Sebenarnya, tak hanya Ganjar, banyak kepala daerah lainnya juga menggandeng Baznas untuk mendukung program-progam Pemerintahan Daerah. Termasuk Anies Baswedan saat menjabat Gubernur DKI Jakarta.

Bahkan Gubernur DKI Jakarta periode 2017-2022 ini acapkali berkolaborasi dengan Baznas. 

Namun, peruntukan dana yang berasal dari zakat, infak, dan sedekah umat Islam itu benar-benar untuk masyarakat yang membutuhkan tanpa melihat latar belakang partai dan afiliasi politiknya.

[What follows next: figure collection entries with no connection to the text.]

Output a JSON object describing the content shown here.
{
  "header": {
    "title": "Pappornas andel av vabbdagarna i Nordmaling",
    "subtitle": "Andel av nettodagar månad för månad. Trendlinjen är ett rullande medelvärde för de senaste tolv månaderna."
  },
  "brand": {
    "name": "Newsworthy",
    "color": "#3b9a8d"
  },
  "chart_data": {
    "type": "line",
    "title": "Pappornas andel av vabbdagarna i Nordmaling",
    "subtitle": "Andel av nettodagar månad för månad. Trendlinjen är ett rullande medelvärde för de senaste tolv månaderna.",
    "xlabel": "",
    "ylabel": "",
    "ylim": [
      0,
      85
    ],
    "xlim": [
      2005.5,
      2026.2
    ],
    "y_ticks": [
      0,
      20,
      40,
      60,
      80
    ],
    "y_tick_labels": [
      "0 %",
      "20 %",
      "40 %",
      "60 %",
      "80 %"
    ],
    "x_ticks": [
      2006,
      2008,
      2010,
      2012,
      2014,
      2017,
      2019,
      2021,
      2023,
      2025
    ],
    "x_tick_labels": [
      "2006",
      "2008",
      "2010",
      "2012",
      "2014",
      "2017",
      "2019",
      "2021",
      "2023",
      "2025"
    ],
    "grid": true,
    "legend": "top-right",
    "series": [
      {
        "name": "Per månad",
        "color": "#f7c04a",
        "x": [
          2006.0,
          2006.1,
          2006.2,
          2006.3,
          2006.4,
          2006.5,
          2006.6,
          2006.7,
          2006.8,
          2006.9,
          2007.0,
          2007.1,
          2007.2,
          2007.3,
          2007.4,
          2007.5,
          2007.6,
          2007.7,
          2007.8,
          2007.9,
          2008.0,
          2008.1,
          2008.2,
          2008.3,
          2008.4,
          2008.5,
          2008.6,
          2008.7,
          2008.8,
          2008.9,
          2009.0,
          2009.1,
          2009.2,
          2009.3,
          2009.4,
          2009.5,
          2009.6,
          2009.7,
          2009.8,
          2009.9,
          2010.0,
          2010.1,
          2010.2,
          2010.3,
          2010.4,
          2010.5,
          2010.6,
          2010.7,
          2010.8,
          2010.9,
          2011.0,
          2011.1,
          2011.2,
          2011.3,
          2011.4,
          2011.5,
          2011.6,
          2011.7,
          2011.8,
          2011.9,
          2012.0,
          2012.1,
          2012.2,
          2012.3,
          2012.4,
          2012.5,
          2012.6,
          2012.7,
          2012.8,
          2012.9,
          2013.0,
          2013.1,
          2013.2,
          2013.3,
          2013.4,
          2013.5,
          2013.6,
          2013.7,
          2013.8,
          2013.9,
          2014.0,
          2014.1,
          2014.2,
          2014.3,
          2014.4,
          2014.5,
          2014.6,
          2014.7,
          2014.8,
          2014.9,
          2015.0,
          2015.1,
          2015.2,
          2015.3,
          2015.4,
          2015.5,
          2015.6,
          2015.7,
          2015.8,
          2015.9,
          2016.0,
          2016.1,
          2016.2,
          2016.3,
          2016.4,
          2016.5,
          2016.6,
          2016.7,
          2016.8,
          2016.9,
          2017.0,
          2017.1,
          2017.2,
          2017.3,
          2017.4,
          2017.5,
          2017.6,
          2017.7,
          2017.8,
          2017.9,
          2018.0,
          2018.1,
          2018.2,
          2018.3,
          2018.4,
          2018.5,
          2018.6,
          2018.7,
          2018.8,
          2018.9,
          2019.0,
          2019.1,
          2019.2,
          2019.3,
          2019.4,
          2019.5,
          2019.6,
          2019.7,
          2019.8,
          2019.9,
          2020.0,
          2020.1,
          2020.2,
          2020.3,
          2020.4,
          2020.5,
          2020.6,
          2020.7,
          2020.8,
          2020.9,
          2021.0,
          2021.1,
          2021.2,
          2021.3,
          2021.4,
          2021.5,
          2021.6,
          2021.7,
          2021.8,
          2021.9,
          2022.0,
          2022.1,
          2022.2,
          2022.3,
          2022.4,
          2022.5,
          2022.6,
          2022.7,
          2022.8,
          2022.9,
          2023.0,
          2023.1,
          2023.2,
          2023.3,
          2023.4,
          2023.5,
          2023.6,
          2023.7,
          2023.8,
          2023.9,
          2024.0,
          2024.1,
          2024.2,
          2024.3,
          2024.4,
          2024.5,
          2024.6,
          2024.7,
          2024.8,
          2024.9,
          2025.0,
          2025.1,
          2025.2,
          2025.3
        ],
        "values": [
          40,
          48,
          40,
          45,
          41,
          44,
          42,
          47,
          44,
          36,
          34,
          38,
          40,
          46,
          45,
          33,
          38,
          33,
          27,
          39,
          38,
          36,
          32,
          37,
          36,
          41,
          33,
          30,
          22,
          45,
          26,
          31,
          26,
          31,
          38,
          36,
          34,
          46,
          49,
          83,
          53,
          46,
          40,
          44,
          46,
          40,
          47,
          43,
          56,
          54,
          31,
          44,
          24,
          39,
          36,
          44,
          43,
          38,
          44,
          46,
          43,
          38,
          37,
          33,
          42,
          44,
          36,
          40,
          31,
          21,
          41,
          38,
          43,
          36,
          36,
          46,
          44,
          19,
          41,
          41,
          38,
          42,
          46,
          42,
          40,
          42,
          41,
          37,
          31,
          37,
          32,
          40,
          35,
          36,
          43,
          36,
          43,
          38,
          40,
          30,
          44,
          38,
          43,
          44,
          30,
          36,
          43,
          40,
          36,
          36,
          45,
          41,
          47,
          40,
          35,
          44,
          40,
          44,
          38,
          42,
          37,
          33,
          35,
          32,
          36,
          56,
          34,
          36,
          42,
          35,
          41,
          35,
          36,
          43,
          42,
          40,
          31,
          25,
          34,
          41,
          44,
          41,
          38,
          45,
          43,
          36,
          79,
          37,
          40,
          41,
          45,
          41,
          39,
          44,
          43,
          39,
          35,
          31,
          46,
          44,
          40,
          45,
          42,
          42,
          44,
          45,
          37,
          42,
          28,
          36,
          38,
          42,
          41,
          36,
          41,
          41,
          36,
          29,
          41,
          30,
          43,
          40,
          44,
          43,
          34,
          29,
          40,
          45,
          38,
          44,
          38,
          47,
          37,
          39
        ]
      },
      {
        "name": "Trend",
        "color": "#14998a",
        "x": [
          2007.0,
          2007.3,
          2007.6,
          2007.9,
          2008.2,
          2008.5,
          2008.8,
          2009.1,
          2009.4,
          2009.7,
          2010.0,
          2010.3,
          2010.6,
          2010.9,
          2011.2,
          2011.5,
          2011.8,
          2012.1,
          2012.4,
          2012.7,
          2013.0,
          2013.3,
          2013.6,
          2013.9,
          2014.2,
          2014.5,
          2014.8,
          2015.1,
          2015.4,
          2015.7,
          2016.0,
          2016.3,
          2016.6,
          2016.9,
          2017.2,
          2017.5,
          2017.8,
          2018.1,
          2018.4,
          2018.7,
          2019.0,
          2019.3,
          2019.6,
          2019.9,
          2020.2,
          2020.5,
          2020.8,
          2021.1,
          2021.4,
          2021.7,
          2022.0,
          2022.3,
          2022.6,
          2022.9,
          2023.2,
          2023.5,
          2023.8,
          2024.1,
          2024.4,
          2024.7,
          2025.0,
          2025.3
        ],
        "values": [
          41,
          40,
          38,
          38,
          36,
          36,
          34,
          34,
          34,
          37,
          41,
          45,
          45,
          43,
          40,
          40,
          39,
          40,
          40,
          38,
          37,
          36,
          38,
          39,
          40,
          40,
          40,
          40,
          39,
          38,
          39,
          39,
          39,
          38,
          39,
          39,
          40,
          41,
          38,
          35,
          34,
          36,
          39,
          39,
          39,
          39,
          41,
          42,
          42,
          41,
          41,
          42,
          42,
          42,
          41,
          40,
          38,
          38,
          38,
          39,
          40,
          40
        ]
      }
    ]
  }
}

“Di Jateng Ganjar Pranowo bantu renovasi rumah kader PDIP pakai dana APBD & Baznas. Dulu Anies Baswedan juga bantu renovasi rumah, tapi yg dibantu bangun rumah warga korban kebakaran. Kampung Kwitang & Kampung Gembira Gembrong. Tak peduli apapun partainya,” ujar mantan Tim Gubernur untuk Percepatan Pembangunan (TGUPP) Tatak Ujiyati dikutip dari akun Twitter-nya, @tatakujiyati, Sabtu, 31 Desember 2022.

Rumah warga di Kampung Kwitang, Pasar Senen, Jakarta Pusat, misalnya mengalami kebakaran pada 13 Maret 2021 lalu. Anies kemudian menggandeng Baznas DKI Jakarta, Pemprov DKI khususnya Kota Administrasi Jakarta Pusat, dan juga pihak swasta PT. Intiland Development. Pembangunan mulai 31 Maret 2022, revitalisasi 27 rumah warga korban kebakaran di Kampung Kwitang bergaya ala Eropa klasik itu akhirnya selesai pada 24 Mei 2021.

Demikian pula pembangunan rumah warga di Kampung Gembrong, Kelurahan Cipinang Besar Utara, Jatinegara, Jakarta Timur. 

Pascakebakaran yang terjadi pada 24 April 2022 itu, Anies lalu berkolaborasi dengan Baznas DKI Jakarta untuk merevitalisasi perumahan rumah warga korban.

Peletakan batu pertama 1 Juli 2022, pembangunan ulang 138 unit rumah tersebut akhirnya rampung pada 7 Oktober 2022.

Anies mengatakan biaya pembangunan permukiman warga Pasar Gembrong itu mencapai Rp7,8 miliar. Sumber dananya berasal dari Baznas Bazis DKI Jakarta.

Ketua RW 01 Cipinang Besar Utara, Maju Saiman berterima kasih kepada pemerintah daerah yang telah memperhatikan nasib korban kebakaran Pasar Gembrong.

"Kami merasa benar-benar sudah diperhatikan oleh pemerintah," ujarnya, seperti dilansir TEMPO.

Menurut Saiman, warga korban kebakaran sama sekali tidak dipungut biaya dalam revitalisasi permukiman Pasar Gembrong yang membutuhkan biaya Rp7,8 miliar itu. 

Warga juga puas dengan konsep pembangunan kembali kampungnya.